Categories of Special Interest
Architectural, Artistic, Historical, Social
In Use As
1930 - 1940
Detached U-plan multiple-bay four-storey apartment complex, built 1934-36, having detached eight-bay four-storey block to east, curved corners, recessed entrance bays to north and south elevations and shopfronts to north elevation, galleried passages and open-faced stair towers to interior courtyard and to west elevation of east range. Flat roof with overhanging eaves having smooth rendered eaves course, rendered chimneystacks with clay pots and cast-iron rainwater goods. Brick walls, laid in English garden wall bond throughout, yellow brick to upper walls, having raised brick string courses and soldier courses, over red brick to ground floor and to curved corners, red brick, laid in English bond, to entrance bays, with red brick pilasters and overhanging curved canopies. Roughcast rendered walls to interior elevations and galleries, smooth rendered walls to stair towers. Square-headed window openings having red brick soldier voussoirs, red brick sills and replacement uPVC windows. Square-headed door openings with replacement uPVC doors, red brick balconies to exterior elevations. Square-headed shouldered openings to stair towers, round-headed openings providing access at ground floor level. Square-headed openings to entrance bays, flanked by brick engaged columns, concrete canopies over. Shopfronts comprising rendered, tiled and brick pilasters supporting red brick, solider bond fascias, moulded brick cornice and raised lettering, surrounding square-headed openings, some blocked or with steel roller shutters, some having glazed timber-framed doors and square-headed display windows. Mild steel railings on rendered plinth to south, west and north. Playground, playing field and car parking to interior. Located on south side of Townsend Street, east side of Mark Street, north side of Mark’s Lane and west side of Lombard Street East.
Countess Markievicz House is one of a number of important twentieth-century public housing schemes in the city. Designed by Herbert George Simms (1898-1948), the city Housing Architect, between 1934-36, it forms part of his extensive public housing legacy of 17,000 housing units. Following his death, his commitment to the provision of social housing was acknowledged by the City Surveyor Ernest Taylor.
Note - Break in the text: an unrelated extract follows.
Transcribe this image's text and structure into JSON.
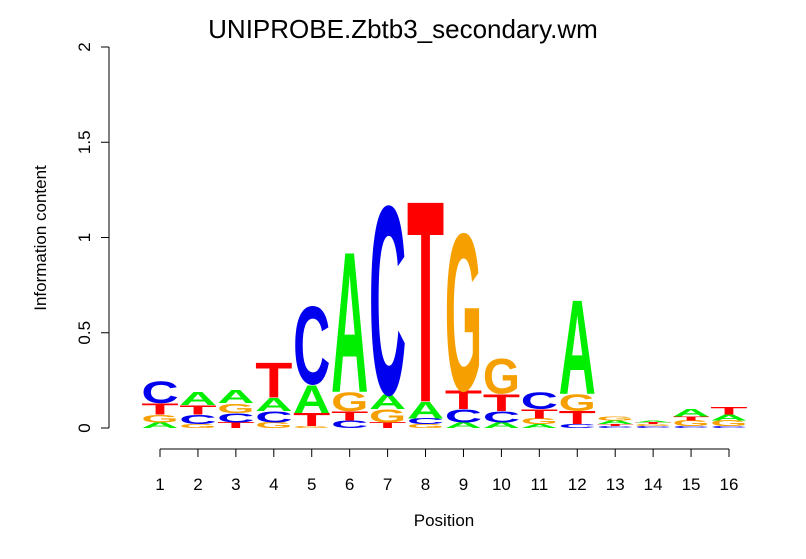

The influence of contemporary Dutch and British housing schemes is evident in the modern appearance of his work, though the modest scale respects the height of pre-existing buildings in the area. Simms made good use of simple brick and render details, the alternating coloured brick bands, overhanging eaves and canopies emphasizing the horizontality of his design. Red brick detailing is further used to define the curved corners and entrance blocks. The Celtic typeface of the block names is a subtle reminder of the State's promotion of a sense of national identity in the post-Independence period. The setting is enhanced by the integral shop units to the street.